Tuesday, April 05, 2016

Ongoing notes: early April, 2016



Is it spring yet? I can barely tell, awaiting the new baby. Has it happened? I have no idea. What is sleep?

Don’t forget the ottawa small press book fair! It might not be happening until June, but if you write it on your calendars now, it gives you more than enough time to make something for it. And did you see I'm offering a series of very limited edition titles from above/ground press' mound of out-of-print backlist?

Montreal QC: I’m slightly frustrated at Vallum magazine and their wide array of chapbooks, nearly all of which I didn’t even know existed until recently, when I saw Don McKay read in Edmonton [see my report on such here] as part of the University of Alberta writers-in-residence anniversary with chapbook in hand, his Larix (2015). Did you know that the Vallum Chapbook Series is nearly twenty titles strong, with chapbooks by such as Fanny Howe, Jan Zwicky, George Elliott Clarke, Nicole Brossard, Mary di Michele, Sandy Pool and Blair Prentice, Eleni Zisimatos and Jason Camlot? I knew of a couple of the earlier titles, but I certainly didn’t know about their larger, rather impressive list.

Rhizosphere

Let’s pause and listen for what’s happening
underground, with the roots, the rhizomes, and
their close associates, the fungi and the worms.
So much mycorrhizal promiscuity and death, such
heavy sinking and sucking among the microbes,
so little regard for personal identity and
human rights, such continuous French kissing,
the birch and the Russala muchroom, the boletes
and the larch, the Pink Lady’s Slippers and their special
fungal friends, all those hyphae busy
hyphenating, corpse-compost, rot-root, the great
Ur-symbiosis that is soil, the ecstatic, indecent,
death-dissolving dance that will one day
gather us up.

Given his prior publication was his seven hundred-plus page Angular Unconformity: Collected Poems 1970-2014 (Fredericton NB: Goose Lane Editions, 2014), it is good to see new work by McKay in such a small offering, one of his rare forays into small press chapbook publishing (there have been a few, including from Olive and a couple of other places, but not many).
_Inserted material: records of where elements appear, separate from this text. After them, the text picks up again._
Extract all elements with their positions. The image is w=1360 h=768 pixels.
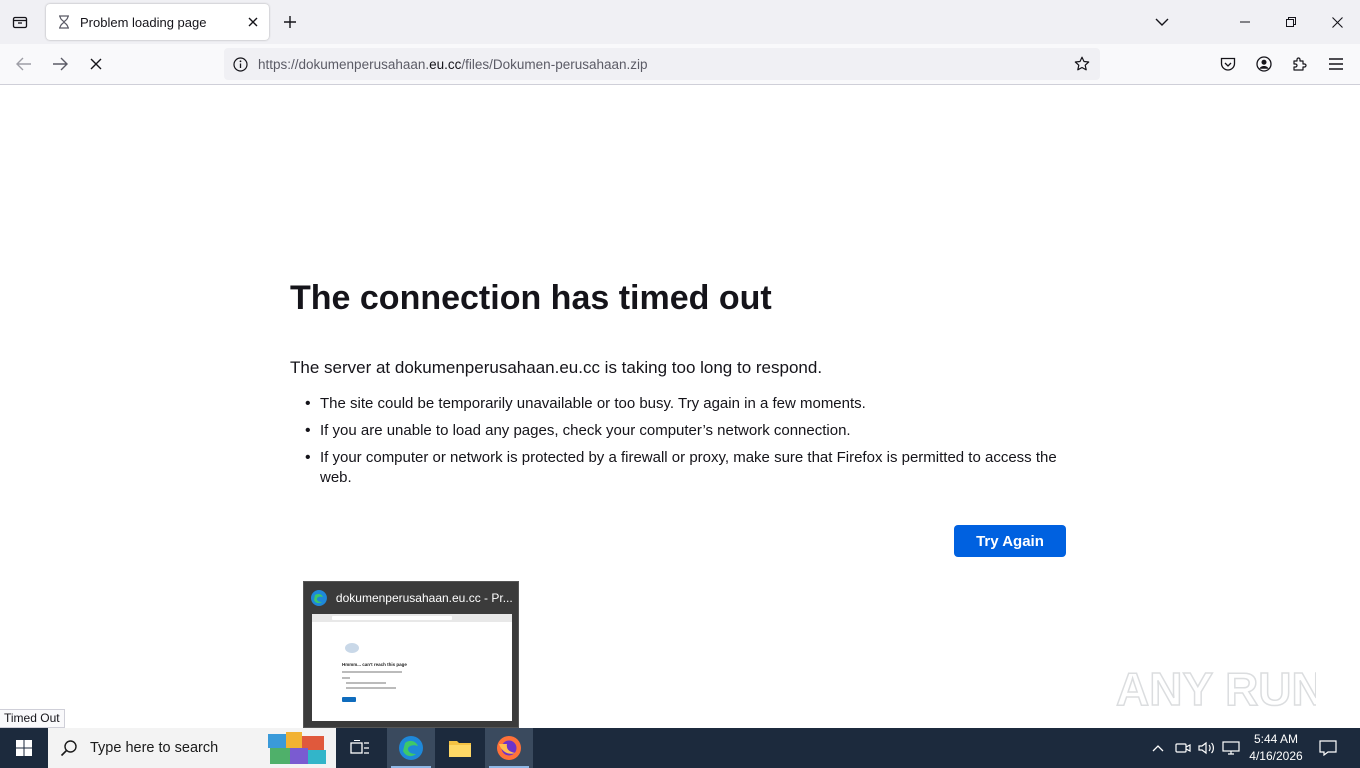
camera-icon — [1175, 743, 1191, 753]
thumbnail-heading: Hmmm... can't reach this page — [342, 662, 407, 667]
tray-meet-now[interactable] — [1172, 728, 1194, 768]
navigation-toolbar: https://dokumenperusahaan.eu.cc/files/Do… — [0, 44, 1360, 85]
taskbar-clock[interactable]: 5:44 AM 4/16/2026 — [1244, 731, 1308, 765]
speaker-icon — [1198, 741, 1214, 755]
taskbar-file-explorer[interactable] — [436, 728, 484, 768]
action-center-button[interactable] — [1314, 728, 1342, 768]
restore-icon — [1286, 17, 1296, 27]
show-hidden-icons-button[interactable] — [1148, 728, 1168, 768]
edge-icon — [310, 590, 327, 606]
close-tab-icon[interactable] — [241, 10, 265, 34]
hourglass-icon — [56, 14, 72, 30]
new-tab-button[interactable] — [278, 10, 302, 34]
task-view-button[interactable] — [336, 728, 384, 768]
taskbar-firefox[interactable] — [485, 728, 533, 768]
search-highlight-puzzle-icon — [268, 732, 326, 764]
edge-icon — [399, 736, 423, 760]
try-again-button[interactable]: Try Again — [954, 525, 1066, 557]
tab-list-icon — [12, 16, 28, 29]
suggestion-item: If your computer or network is protected… — [300, 448, 1070, 488]
puzzle-icon — [1293, 57, 1307, 71]
task-view-icon — [350, 740, 369, 754]
chevron-down-icon — [1155, 18, 1169, 26]
anyrun-watermark: ANY RUN — [1115, 655, 1325, 719]
url-host: eu.cc — [429, 56, 462, 72]
notification-icon — [1319, 740, 1337, 756]
bookmark-star-icon[interactable] — [1070, 52, 1094, 76]
taskbar-thumbnail-preview[interactable]: dokumenperusahaan.eu.cc - Pr... Hmmm... … — [303, 581, 519, 728]
back-button[interactable] — [10, 50, 38, 78]
watermark-text: ANY RUN — [1116, 663, 1316, 715]
account-button[interactable] — [1252, 52, 1276, 76]
error-title: The connection has timed out — [290, 279, 772, 317]
error-description: The server at dokumenperusahaan.eu.cc is… — [290, 358, 823, 377]
taskbar: Type here to search 5:44 AM 4/16/2026 — [0, 728, 1360, 768]
minimize-button[interactable] — [1222, 0, 1268, 44]
restore-button[interactable] — [1268, 0, 1314, 44]
forward-button[interactable] — [46, 50, 74, 78]
tray-volume[interactable] — [1196, 728, 1218, 768]
minimize-icon — [1240, 21, 1250, 23]
clock-time: 5:44 AM — [1253, 732, 1299, 746]
tray-network[interactable] — [1220, 728, 1242, 768]
clock-date: 4/16/2026 — [1249, 749, 1303, 763]
tab-title: Problem loading page — [80, 14, 207, 30]
close-icon — [1331, 16, 1343, 28]
firefox-icon — [497, 736, 521, 760]
url-prefix: https://dokumenperusahaan. — [258, 56, 430, 72]
windows-logo-icon — [16, 740, 32, 756]
url-text[interactable]: https://dokumenperusahaan.eu.cc/files/Do… — [258, 57, 648, 72]
thumbnail-header: dokumenperusahaan.eu.cc - Pr... — [310, 588, 512, 608]
account-icon — [1256, 56, 1272, 72]
chevron-up-icon — [1152, 745, 1164, 752]
firefox-view-button[interactable] — [8, 10, 32, 34]
search-icon — [60, 740, 77, 757]
page-content: The connection has timed out The server … — [0, 86, 1360, 728]
extensions-button[interactable] — [1288, 52, 1312, 76]
stop-button[interactable] — [82, 50, 110, 78]
suggestion-item: The site could be temporarily unavailabl… — [300, 394, 1070, 414]
status-panel: Timed Out — [0, 709, 65, 728]
info-icon[interactable] — [232, 56, 248, 72]
taskbar-edge[interactable] — [387, 728, 435, 768]
thumbnail-screenshot: Hmmm... can't reach this page — [312, 614, 512, 721]
suggestion-item: If you are unable to load any pages, che… — [300, 421, 1070, 441]
plus-icon — [284, 16, 296, 28]
stop-icon — [90, 58, 102, 70]
app-menu-button[interactable] — [1324, 52, 1348, 76]
hamburger-menu-icon — [1329, 58, 1343, 70]
network-icon — [1222, 741, 1240, 755]
url-bar[interactable]: https://dokumenperusahaan.eu.cc/files/Do… — [224, 48, 1100, 80]
tab-active[interactable]: Problem loading page — [46, 4, 269, 40]
folder-icon — [449, 741, 471, 757]
close-window-button[interactable] — [1314, 0, 1360, 44]
arrow-right-icon — [53, 57, 68, 71]
arrow-left-icon — [16, 57, 31, 71]
taskbar-search-box[interactable]: Type here to search — [48, 728, 336, 768]
error-suggestions: The site could be temporarily unavailabl… — [300, 394, 1070, 495]
pocket-icon — [1220, 57, 1236, 71]
pocket-button[interactable] — [1216, 52, 1240, 76]
tab-bar: Problem loading page — [0, 0, 1360, 44]
start-button[interactable] — [0, 728, 48, 768]
url-path: /files/Dokumen-perusahaan.zip — [461, 56, 648, 72]
thumbnail-title: dokumenperusahaan.eu.cc - Pr... — [335, 591, 512, 605]
search-placeholder: Type here to search — [90, 740, 219, 756]
list-all-tabs-button[interactable] — [1150, 10, 1174, 34]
Larix, named for the tree genus that includes the larch, focuses its meditative lyrics on wood landscapes (with the occasional bird, as always, thrown in for good measure), shifting slightly from McKay’s prior geologic threads. McKay, as always, utilizes his thinking lyrics as a way of discovering, of “getting there.” As he writes in the poem “To Speak of Paths (2)”: “Which way is the way? A question / to be pondered and if possible / outwalked.”

Ottawa ON: The recent crew at In/Words have been producing like mad lately, including a new chapbook by Ottawa poet Pearl Pirie, her Please don’t tickle the salamander’s belly (2015). I’ve long been an admirer of Pirie’s lines, the meandering questions she moves through in a kind of collage-manner of thought and phrase, stitching together the most curious of through-lines in what otherwise might be seen as a concordance of semi-randomness. The mind seeks out patterns, and Pirie manages that tension in a most unusual way, similar to work by Perth, Ontario poet Phil Hall for its curious turns, language-play and meditative stretches.

our eyes have opened

for this we sing you our peeps, electric mother:
the fence of your heat saves us from deep winter.
electric father, we are hungry in our pin-feathers.
your blender song comforts, regurgitate us fruit.
electric mother, we cowbirds are still flightless.
oven-divine pre-digest our grain, and feed us.
we have no egg-teeth, flood us another valley,
build another coal plant for we have great need.